Days before the UP policy note was made public, the government think tank Philippine Institute for Development Studies released a paper stating that if the country fails to isolate the COVID symptomatic cases, it would need a total of 1.51 million beds, 456,000 ICU beds, 246,000 ventilators, 727,000 doctors, a million nurses, 91,000 medical specialists and 36 million personal protective equipment (PPE) sets when the outbreak peaks possibly in August 2020.
This is in the scenario where 8.5 million people could get sick and one million could die if current conditions continue without additional intervention by the government.
The PIDS paper found that the ECQ could be partially lifted for essential industries like food and manufacturing, but 70 percent of active cases should be aggressively isolated on the day that symptoms start to show. In this least severe scenario, PIDS projected a total of 904,000 cases and around 400,000 deaths.
But the peak of the outbreak would be delayed to May or June 2021, giving the healthcare system more breathing room since the cases would not pile up at the same time. Then, the country’s needs would be reduced to more manageable figures of 182,000 hospital beds, 55,600 ICU beds, 30,000 ventilators, 4.41 million PPE sets, 88,000 doctors, 118,000 nurses and 11,100 medical specialists.
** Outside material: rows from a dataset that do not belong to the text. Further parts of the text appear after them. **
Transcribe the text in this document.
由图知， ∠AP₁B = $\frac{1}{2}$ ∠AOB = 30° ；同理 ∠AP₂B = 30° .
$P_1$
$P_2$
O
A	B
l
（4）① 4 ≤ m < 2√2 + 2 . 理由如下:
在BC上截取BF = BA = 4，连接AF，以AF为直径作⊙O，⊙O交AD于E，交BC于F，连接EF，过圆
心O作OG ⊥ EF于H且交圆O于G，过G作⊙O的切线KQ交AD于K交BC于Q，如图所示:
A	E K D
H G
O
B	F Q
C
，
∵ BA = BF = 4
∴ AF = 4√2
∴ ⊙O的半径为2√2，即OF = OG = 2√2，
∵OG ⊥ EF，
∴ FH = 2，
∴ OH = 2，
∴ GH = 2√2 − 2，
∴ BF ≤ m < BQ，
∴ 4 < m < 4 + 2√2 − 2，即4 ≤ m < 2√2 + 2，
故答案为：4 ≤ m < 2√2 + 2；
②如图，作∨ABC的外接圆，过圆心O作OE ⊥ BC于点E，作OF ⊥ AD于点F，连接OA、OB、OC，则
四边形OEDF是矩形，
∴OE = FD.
The PIDS paper, as well as a previous policy note by the UP COVID-19 team, did not advocate for prolonging the current ECQ system because local economies would just be paralyzed further. UP said the lockdown could be limited to areas at greater risk of an outbreak, such as Metro Manila, Benguet, Bataan, Pampanga, Bulacan, Rizal, Cavite, Laguna, Batangas, Cebu and Davao del Sur.
PIDS stressed that aggressive efforts to implement early testing and isolate active cases would be of much more help than the lockdown imposed by the Duterte administration to make up for its inability to conduct mass testing.
It said: “Extending the ECQ without other mitigation measures merely delays the progression of the outbreak and still results in a large number of cases.”